Sotto la pioggia camminava la primavera
con i suoi piedi esili e lunghi sull'asfalto di Mosca
chiusa tra gli pneumatici i motori le stoffe le pelli
il mio cardiogramma era pessimo quel giorno
quel che si attende verrà in un'ora inattesa
verrà tutto da solo
senza condurre con sè
coloro che già partirono
suonavano il primo concerto di Ciajkowskj sotto la pioggia
salirai le scale senza di me
un garofano sta all'ultimo piano della casa al balcone
sotto la pioggia camminava la primavera
con i suoi piedi esili e lunghi sull'asfalto di Mosca
ti sei seduta di fronte a me non mi vedi
sorridi a una tristezza che fuma lontano
la primavera ti porta via da me ti conduce altrove
e un giorno non tornerai più ti perderai nella pioggia.
Mia rosa, pupilla dei miei occhi
non ho paura di morire
ma morire mi secca
è una questione d'amor proprio
Ed ecco ce ne andiamo come siamo venuti
arrivederci fratello mare
mi porto un po' della tua ghiaia
un po' del tuo sale azzurro
un po' della tua infinità
e un pochino della tua luce
e della tua infelicità.
Ci hai saputo dir molte cose
sul tuo destino mare
eccoci con un po' più di speranza
eccoci con un po' più di saggezza
e ce ne andiamo come siamo venuti
arrivederci fratello mare.
Nazim Hikmet Ran (1902-1963) è stato un poeta turco naturalizzato polacco.
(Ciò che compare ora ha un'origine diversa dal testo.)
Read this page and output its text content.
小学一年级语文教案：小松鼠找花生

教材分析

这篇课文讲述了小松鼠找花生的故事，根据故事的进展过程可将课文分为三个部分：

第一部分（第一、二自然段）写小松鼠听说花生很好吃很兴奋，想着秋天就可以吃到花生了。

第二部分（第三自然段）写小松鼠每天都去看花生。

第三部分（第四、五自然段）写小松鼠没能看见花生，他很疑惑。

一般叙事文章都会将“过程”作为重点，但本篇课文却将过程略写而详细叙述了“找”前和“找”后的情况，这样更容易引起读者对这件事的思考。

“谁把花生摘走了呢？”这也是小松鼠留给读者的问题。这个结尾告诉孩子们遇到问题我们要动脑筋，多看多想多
Riconosciuto come uno dei primi fra i poeti turchi ad utilizzare la tecnica dei versi liberi, ha conosciuto una grande notorietà anche in Occidente e la sua produzione letteraria è stata tradotta in diverse lingue.
La sua opera poetica è stata omaggiata nel 2002, quando la Giornata mondiale della poesia proposta dall'UNESCO venne dedicata ai testi poetici di Hikmet.